Todos os dados foram cruzados e analisados através de ferramentas estatísticas para determinar quais os fatores que incidem no risco que cada cão possui de desenvolver convulsões após a meliografia com iohexol. Por meio desta análise, foram determinados os seguintes fatores de risco, com relevância estatística:
- O tamanho do cão. Representa o fator de maior incidência. Os cães grandes possuem 35,35 vezes mais probabilidade de sofrer ataques convulsivos após esta técnica do que os cães pequenos, de acordo com os indivíduos incluídos neste estudo.
- A zona de injeção do contraste. Os cães aos quais foi administrada a injeção na cisterna cerebelomedular tiveram 7,4 vezes mais probabilidade de sofrer convulsões.
- A localização da lesão. As lesões na região cervical provocaram convulsões nos cães, num valor de 4,65 vezes maior do que nos pacientes com lesões localizadas noutras zonas.
- O volume total do líquido de contraste. Os cães que sofreram convulsões após a meliografia tinham sido administrados com uma média de 11,73 ± 5,52 ml de iohexol, enquanto que aqueles que não sofreram repercussões tinham recebido uma média de 4,57 ± 4,13 ml.
Conclusões do estudo
Os autores do estudo concluíram que, apesar de que não pode ser totalmente eliminada a hipótese de o paciente canino sofrer convulsões após uma meliografia, é possível reduzir os riscos de sofrer das mesmas através da aplicação dos seguintes critérios:
- Evitar o uso de volumes de meio de contraste superiores a 8 ml.

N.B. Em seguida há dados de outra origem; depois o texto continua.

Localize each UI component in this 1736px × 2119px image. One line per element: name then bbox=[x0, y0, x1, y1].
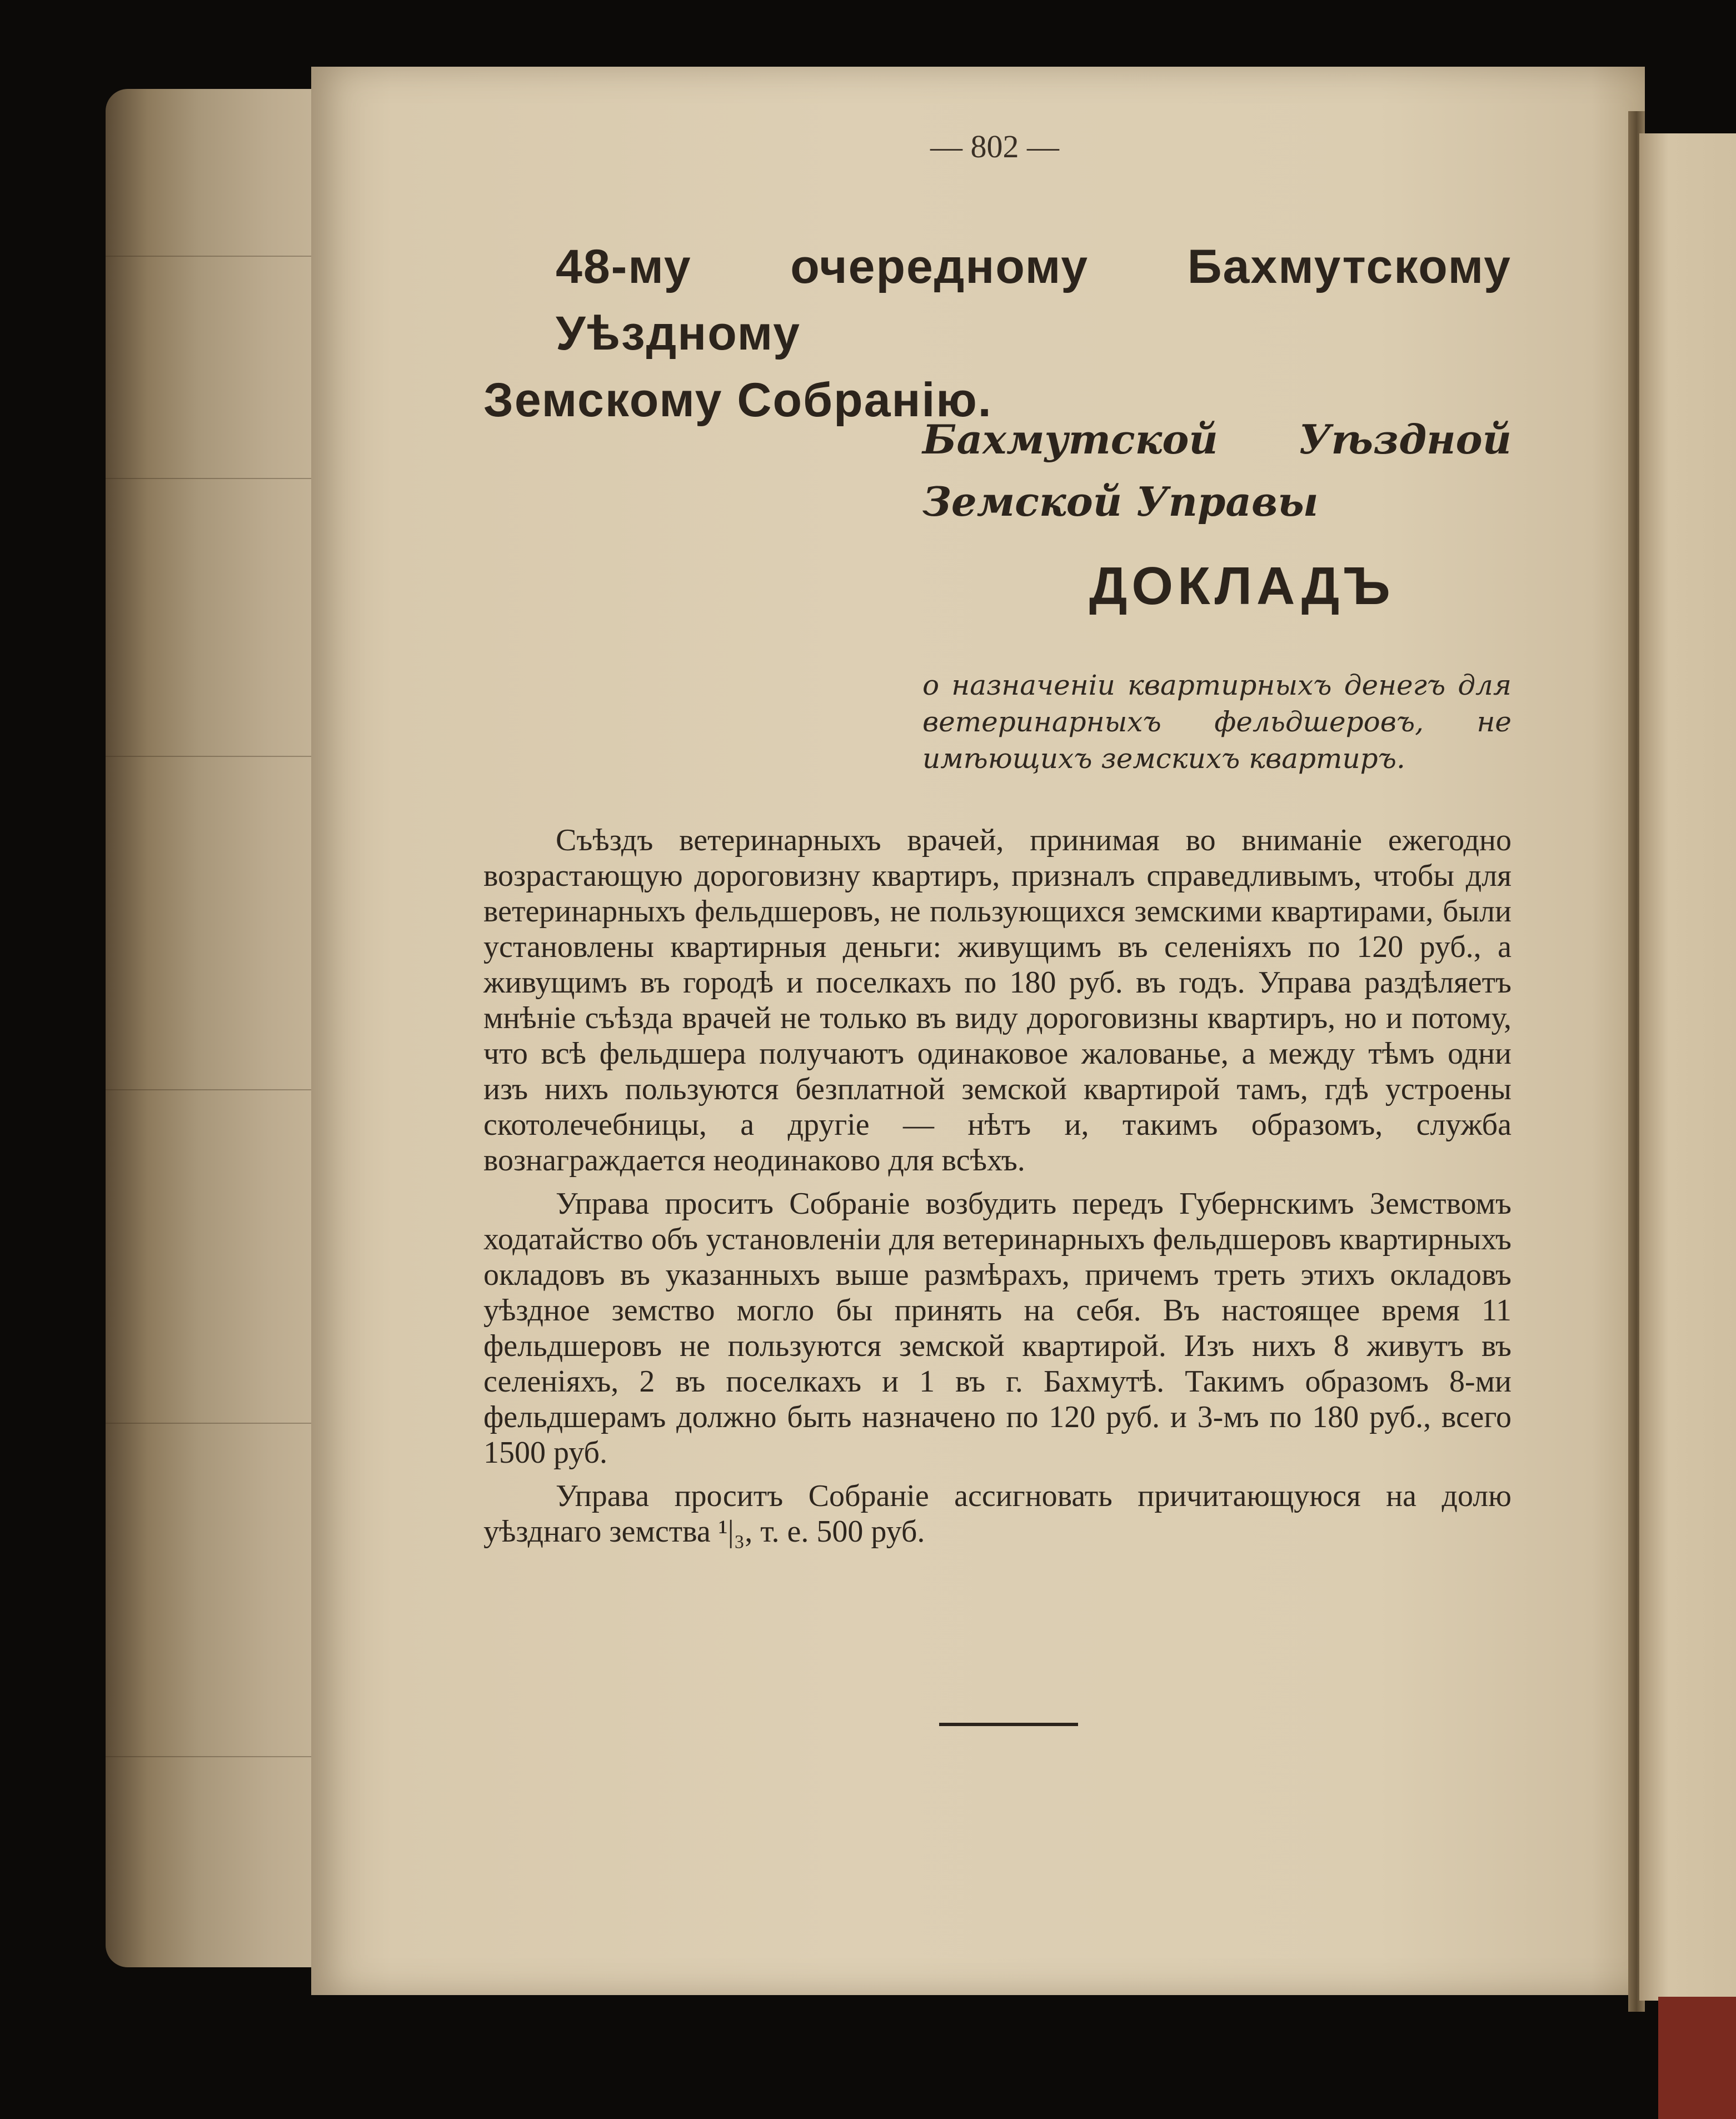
page-stack-edge bbox=[106, 89, 339, 1967]
page-number: — 802 — bbox=[930, 128, 1059, 164]
closing-rule bbox=[939, 1723, 1078, 1726]
body-text bbox=[483, 822, 1511, 1557]
heading-line-2: Земскому Собранію. bbox=[483, 373, 992, 427]
paragraph-1: Съѣздъ ветеринарныхъ врачей, принимая во вниманіе ежегодно возрастающую дороговизну квартиръ, призналъ справедливымъ, чтобы для ветеринарныхъ фельдшеровъ, не пользующихся земскими квартирами, были установлены квартирныя деньги: живущимъ въ селеніяхъ по 120 руб., а живущимъ въ городѣ и поселкахъ по 180 руб. въ годъ. Управа раздѣляетъ мнѣніе съѣзда врачей не только въ виду дороговизны квартиръ, но и потому, что всѣ фельдшера получаютъ одинаковое жалованье, а между тѣмъ одни изъ нихъ пользуются безплатной земской квартирой тамъ, гдѣ устроены скотолечебницы, а другіе — нѣтъ и, такимъ образомъ, служба вознаграждается неодинаково для всѣхъ. bbox=[483, 823, 1511, 1178]
issuing-body: Бахмутской Уѣздной Земской Управы bbox=[922, 416, 1511, 525]
document-subtitle: о назначеніи квартирныхъ денегъ для ветеринарныхъ фельдшеровъ, не имѣющихъ земскихъ квартиръ. bbox=[922, 669, 1511, 775]
paragraph-2: Управа проситъ Собраніе возбудить передъ Губернскимъ Земствомъ ходатайство объ установленіи для ветеринарныхъ фельдшеровъ квартирныхъ окладовъ въ указанныхъ выше размѣрахъ, причемъ треть этихъ окладовъ уѣздное земство могло бы принять на себя. Въ настоящее время 11 фельдшеровъ не пользуются земской квартирой. Изъ нихъ 8 живутъ въ селеніяхъ, 2 въ поселкахъ и 1 въ г. Бахмутѣ. Такимъ образомъ 8-ми фельдшерамъ должно быть назначено по 120 руб. и 3-мъ по 180 руб., всего 1500 руб. bbox=[483, 1186, 1511, 1470]
paragraph-3: Управа проситъ Собраніе ассигновать причитающуюся на долю уѣзднаго земства ¹|₃, т. е. 500 руб. bbox=[483, 1479, 1511, 1549]
heading-line-1: 48-му очередному Бахмутскому Уѣздному bbox=[556, 240, 1511, 360]
facing-page bbox=[1639, 133, 1736, 2001]
book-cover-corner bbox=[1658, 1997, 1736, 2119]
document-heading bbox=[483, 233, 1511, 433]
document-title: ДОКЛАДЪ bbox=[1089, 556, 1395, 616]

- Dar preferência à zona lombar para a injeção do contraste.
- Estas recomendações deverão ser escrupulosamente cumpridas no caso dos cães grandes.
Alternativas à meliografia de contraste
Atualmente, esta técnica está a ser gradualmente substituída pelo uso da Ressonância Magnética Nuclear (RMN), que acarreta menos riscos possíveis (risco inexistente de convulsões nos cães) e, além disso, proporciona mais informação. No entanto, a RMN está a ser utilizada pouco a pouco devido ao seu elevado custo e à sua baixa disponibilidade, já que requer um alto nível de profissionalização para o seu manuseamento e se trata de uma maquinaria muito onerosa.
- Ronaldo C Da Costa, Joane M Parent, Howard Dobson. Incidence of and risk factors for seizures after myelography performed with iohexol in dogs: 503 cases (2002-2004). Jour. Am. Vet. An. Assoc. 15, 2011, Vol. 238, No. 10, 1296-1300.